DH and I are divided on just about every election, but since we both enjoy the occasionla political debate, that is a plus for our marriage rather than something to worry about. In 2000 the debate was especially interesting; DH is a non-Christian fiscal conservative, and I was pretty sure he'd be disappointed in a Bush presidency. In 2004, the "I told you so"s were plentiful (and good natured). And this year, like in 2004, we're both voting for the same presidential candidate. Election season isn't nearly as fun now that the Republican party has well and truly lost him, though! LOL

Same here. DH was loyal to the Republican party the last 2 elections. I almost talked him out of it in 2004.. I didn't need to do any prying this time. He actually convinced me on Obama.. Although he will not admit it to his family or talk about it around his Republican friends too much.
 
We're not a divided household, but this thread reminded me of a house I passed in No. Virginia that had both a Redskins flag and a Cowboys flag out front.

Those discussions are probably worse than anything political!
 
No, thank goodness. I honestly don't know what I would do if my DH was on the other side. We were big on discussing the "big" issues-- when to have kids, our money philosophies, etc. before we got married and we settled the politics thing too. I would have been so disappointed to find out that he wasn't on the same page with me about that. Luckily, he believes in the same things that I do. :goodvibes If we didn't vote the same way, we would have to not discuss it at ALL. I just can't imagine though. :confused3

I believe if you are too far right or too far left then it would be difficult. Those of us who hover somewhere in the middle but connect with either Democratic or Republican beliefs can easily do this.

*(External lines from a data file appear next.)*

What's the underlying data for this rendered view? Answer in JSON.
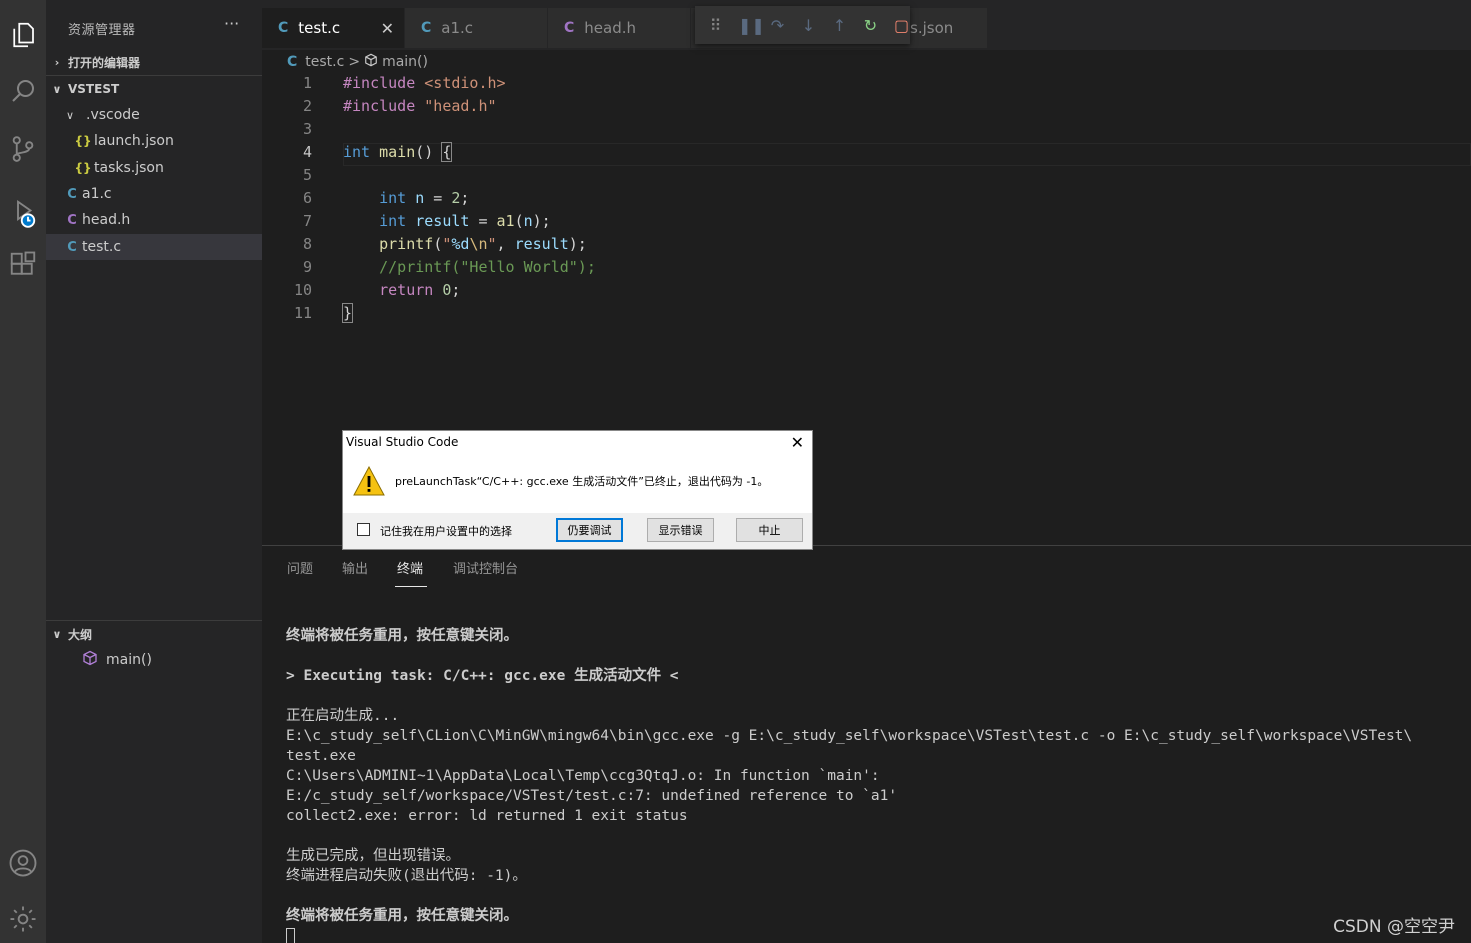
{
  "sidebar": {
    "title": "资源管理器",
    "more": "···",
    "open_editors": "打开的编辑器",
    "workspace": "VSTEST",
    "items": [
      {
        "label": ".vscode",
        "icon": "folder-open",
        "chevron": "∨"
      },
      {
        "label": "launch.json",
        "icon": "{}"
      },
      {
        "label": "tasks.json",
        "icon": "{}"
      },
      {
        "label": "a1.c",
        "icon": "C"
      },
      {
        "label": "head.h",
        "icon": "C"
      },
      {
        "label": "test.c",
        "icon": "C"
      }
    ],
    "outline": "大纲",
    "outline_item": "main()"
  },
  "tabs": [
    {
      "label": "test.c",
      "icon": "C",
      "close": "✕"
    },
    {
      "label": "a1.c",
      "icon": "C"
    },
    {
      "label": "head.h",
      "icon": "C"
    },
    {
      "label": "s.json"
    }
  ],
  "breadcrumb": {
    "file_icon": "C",
    "file": "test.c",
    "sep": ">",
    "symbol": "main()"
  },
  "code_lines": [
    "1",
    "2",
    "3",
    "4",
    "5",
    "6",
    "7",
    "8",
    "9",
    "10",
    "11"
  ],
  "code": {
    "l1_pp": "#include",
    "l1_inc": "<stdio.h>",
    "l2_pp": "#include",
    "l2_inc": "\"head.h\"",
    "l4_kw": "int",
    "l4_fn": "main",
    "l4_rest": "() ",
    "l4_brace": "{",
    "l6_kw": "int",
    "l6_var": "n",
    "l6_eq": " = ",
    "l6_num": "2",
    "l6_end": ";",
    "l7_kw": "int",
    "l7_var": "result",
    "l7_eq": " = ",
    "l7_fn": "a1",
    "l7_p1": "(",
    "l7_arg": "n",
    "l7_p2": ");",
    "l8_fn": "printf",
    "l8_p1": "(",
    "l8_s1": "\"",
    "l8_fmt": "%d",
    "l8_esc": "\\n",
    "l8_s2": "\"",
    "l8_comma": ", ",
    "l8_var": "result",
    "l8_end": ");",
    "l9_cmt": "//printf(\"Hello World\");",
    "l10_kw": "return",
    "l10_num": "0",
    "l10_end": ";",
    "l11_brace": "}"
  },
  "dialog": {
    "title": "Visual Studio Code",
    "close": "✕",
    "message": "preLaunchTask“C/C++: gcc.exe 生成活动文件”已终止，退出代码为 -1。",
    "checkbox": "记住我在用户设置中的选择",
    "btn_debug": "仍要调试",
    "btn_show": "显示错误",
    "btn_abort": "中止"
  },
  "panel": {
    "tabs": [
      "问题",
      "输出",
      "终端",
      "调试控制台"
    ],
    "terminal": [
      {
        "text": "终端将被任务重用，按任意键关闭。",
        "bold": true
      },
      {
        "text": "",
        "bold": false
      },
      {
        "text": "> Executing task: C/C++: gcc.exe 生成活动文件 <",
        "bold": true
      },
      {
        "text": "",
        "bold": false
      },
      {
        "text": "正在启动生成...",
        "bold": false
      },
      {
        "text": "E:\\c_study_self\\CLion\\C\\MinGW\\mingw64\\bin\\gcc.exe -g E:\\c_study_self\\workspace\\VSTest\\test.c -o E:\\c_study_self\\workspace\\VSTest\\",
        "bold": false
      },
      {
        "text": "test.exe",
        "bold": false
      },
      {
        "text": "C:\\Users\\ADMINI~1\\AppData\\Local\\Temp\\ccg3QtqJ.o: In function `main':",
        "bold": false
      },
      {
        "text": "E:/c_study_self/workspace/VSTest/test.c:7: undefined reference to `a1'",
        "bold": false
      },
      {
        "text": "collect2.exe: error: ld returned 1 exit status",
        "bold": false
      },
      {
        "text": "",
        "bold": false
      },
      {
        "text": "生成已完成，但出现错误。",
        "bold": false
      },
      {
        "text": "终端进程启动失败(退出代码: -1)。",
        "bold": false
      },
      {
        "text": "",
        "bold": false
      },
      {
        "text": "终端将被任务重用，按任意键关闭。",
        "bold": true
      }
    ]
  },
  "watermark": "CSDN @空空尹",
  "colors": {
    "accent": "#007acc",
    "warning": "#f5c211",
    "debug_restart": "#89d185",
    "debug_stop": "#f48771"
  }
}
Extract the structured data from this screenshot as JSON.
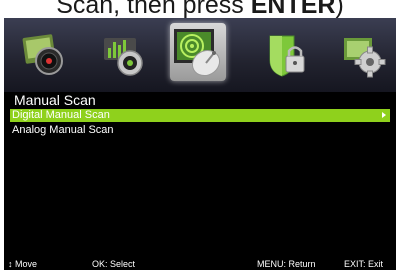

Issues are not as black and white to us.
 
We're not a divided household, but this thread reminded me of a house I passed in No. Virginia that had both a Redskins flag and a Cowboys flag out front.

Those discussions are probably worse than anything political!

:lmao: Try Browns and Steelers.. same issues. I think you learn to agree to disagree....
 
:lmao: Try Browns and Steelers.. same issues. I think you learn to agree to disagree....

I know a Browns/Steelers couple. Right now they are fighting about whether their unborn child should be a Steelers or Browns fan. All good natured of course!